Here's a systematic comparison
0-initial
1-inline
2-no-inline-bind
3-more-inlining
4-inline-bind
Benchmark | 0-initial | 1-inline | 2-no-inline-bind | 3-more-inlining | 4-inline-bind |
---|---|---|---|---|---|
Folds/all | 1.34e-4 | 3.4% | 2.8% | -54.5% | -59.4% |
Folds/any | 1.33e-4 | 5.4% | 6.0% | -60.6% | -60.5% |
Folds/find | 1.35e-4 | 1.9% | -5.8e-2% | -59.1% | -61.1% |
Folds/findIndex | 1.22e-4 | 5.4% | 2.8% | 6.1% | 2.1% |
Folds/fold | 5.14e-5 | 1.9% | 0.4% | 0.4% | 0.9% |
Folds/foldM | 5.16e-5 | -2.3% | -2.2% | -3.5% | -1.3% |
Folds/head | 8.48e-9 | 4.7% | 2.6% | 0.3% | -0.9% |
Folds/index | 1.10e-4 | 6.4% | 4.4% | 1.1e-2% | -1.4% |
Folds/last | 8.50e-5 | 1.8% | 1.6% | -2.8% | -1.8% |
Folds/length | 4.30e-5 | 1.6% | 1.9% | -0.9% | 4.0% |
Folds/null | 7.97e-9 | -1.3% | 6.6% | 3.3% | 1.8% |
Folds/toList | 1.11e-4 | -6.0% | -6.4% | -9.1% | -8.1% |
Pipes/chain | 9.85e-4 | -12.3% | -7.6% | -58.5% | -57.8% |
Pipes/concat | 1.28e-4 | 116.6% | 116.0% | -42.5% | -42.0% |
Pipes/drop | 8.29e-5 | 1.6% | 0.8% | 1.5% | 10.6% |
Pipes/dropWhile | 1.17e-4 | 0.9% | 1.7% | -3.6% | 0.5% |
Pipes/filter | 4.77e-4 | -44.8% | -45.1% | -53.9% | -50.9% |
Pipes/findIndices | 3.01e-4 | -0.4% | -0.3% | -27.2% | -19.8% |
Pipes/map | 2.55e-4 | -1.8% | -1.4% | -37.1% | -31.2% |
Pipes/mapM | 1.05e-3 | -19.2% | -18.5% | -59.8% | -63.3% |
Pipes/scan | 3.05e-4 | -3.5% | -4.3% | -35.6% | -34.8% |
Pipes/scanM | 8.57e-4 | -36.7% | -31.3% | -48.1% | -45.8% |
Pipes/take | 2.70e-4 | -5.8% | -4.3% | -35.9% | -36.4% |
Pipes/takeWhile | 2.81e-4 | 0.2% | -1.7% | -27.5% | -22.3% |
ReaderT/runReaderP_A | 2.24e-4 | 1.5% | -0.7% | -3.8% | -2.0% |
ReaderT/runReaderP_B | 3.94e-3 | -0.8% | -0.8% | 7.7e-2% | 1.0% |
StateT/evalStateP_A | 2.96e-4 | -9.3% | -9.4% | -10.8% | -9.3% |
StateT/evalStateP_B | 4.15e-3 | -0.2% | -1.3% | 3.9% | -0.7% |
StateT/execStateP_A | 2.65e-4 | 2.1% | -0.3% | 6.1% | -0.1% |
StateT/execStateP_B | 4.08e-3 | 2.2% | 1.8% | 3.6% | 2.6% |
StateT/runStateP_A | 2.94e-4 | -8.3% | -7.7% | -4.5% | -10.5% |
StateT/runStateP_B | 3.91e-3 | -1.1% | -0.6% | 6.9% | 2.5% |
Zips/zip | 1.03e-3 | -43.4% | -44.5% | -57.5% | -56.7% |
Zips/zipWith | 1.00e-3 | -40.5% | -43.2% | -55.1% | -51.0% |
enumFromTo.vs.each/each | 1.54e-4 | 2.7% | -1.9% | -53.9% | -47.2% |
enumFromTo.vs.each/enumFromTo | 1.62e-4 | 10.1% | -1.1% | -54.7% | -52.7% |
Perfect!

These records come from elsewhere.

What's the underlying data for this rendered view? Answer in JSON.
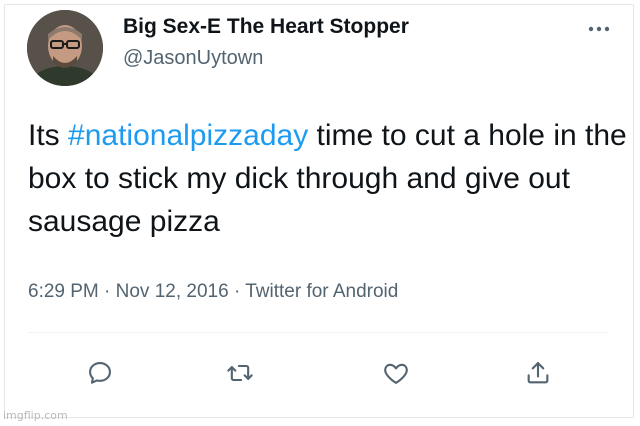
{
  "tweet": {
    "display_name": "Big Sex-E The Heart Stopper",
    "handle": "@JasonUytown",
    "text_prefix": "Its ",
    "hashtag": "#nationalpizzaday",
    "text_suffix": " time to cut a hole in the box to stick my dick through and give out sausage pizza",
    "meta": "6:29 PM · Nov 12, 2016 · Twitter for Android"
  },
  "actions": [
    {
      "icon": "reply-icon"
    },
    {
      "icon": "retweet-icon"
    },
    {
      "icon": "like-icon"
    },
    {
      "icon": "share-icon"
    }
  ],
  "watermark": "imgflip.com",
  "colors": {
    "hashtag": "#1d9bf0",
    "text": "#0f1419",
    "secondary": "#536471"
  }
}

Thanks for taking the time to fix all the rewrite rules. I know how much effort that must have taken so I wanted to let you know that I'm deeply thankful for your work on this
The rewrite rules defined in Pipes are currently quite fragile as the functions which they match on may be inlined before the rules are given an opportunity to fire. Here we delay inlining of various operations to ensure that the rules can fire unimpeded during simplifier phase 2.
These cases are pointed out by a warning which will be introduced in GHC 8.0.1.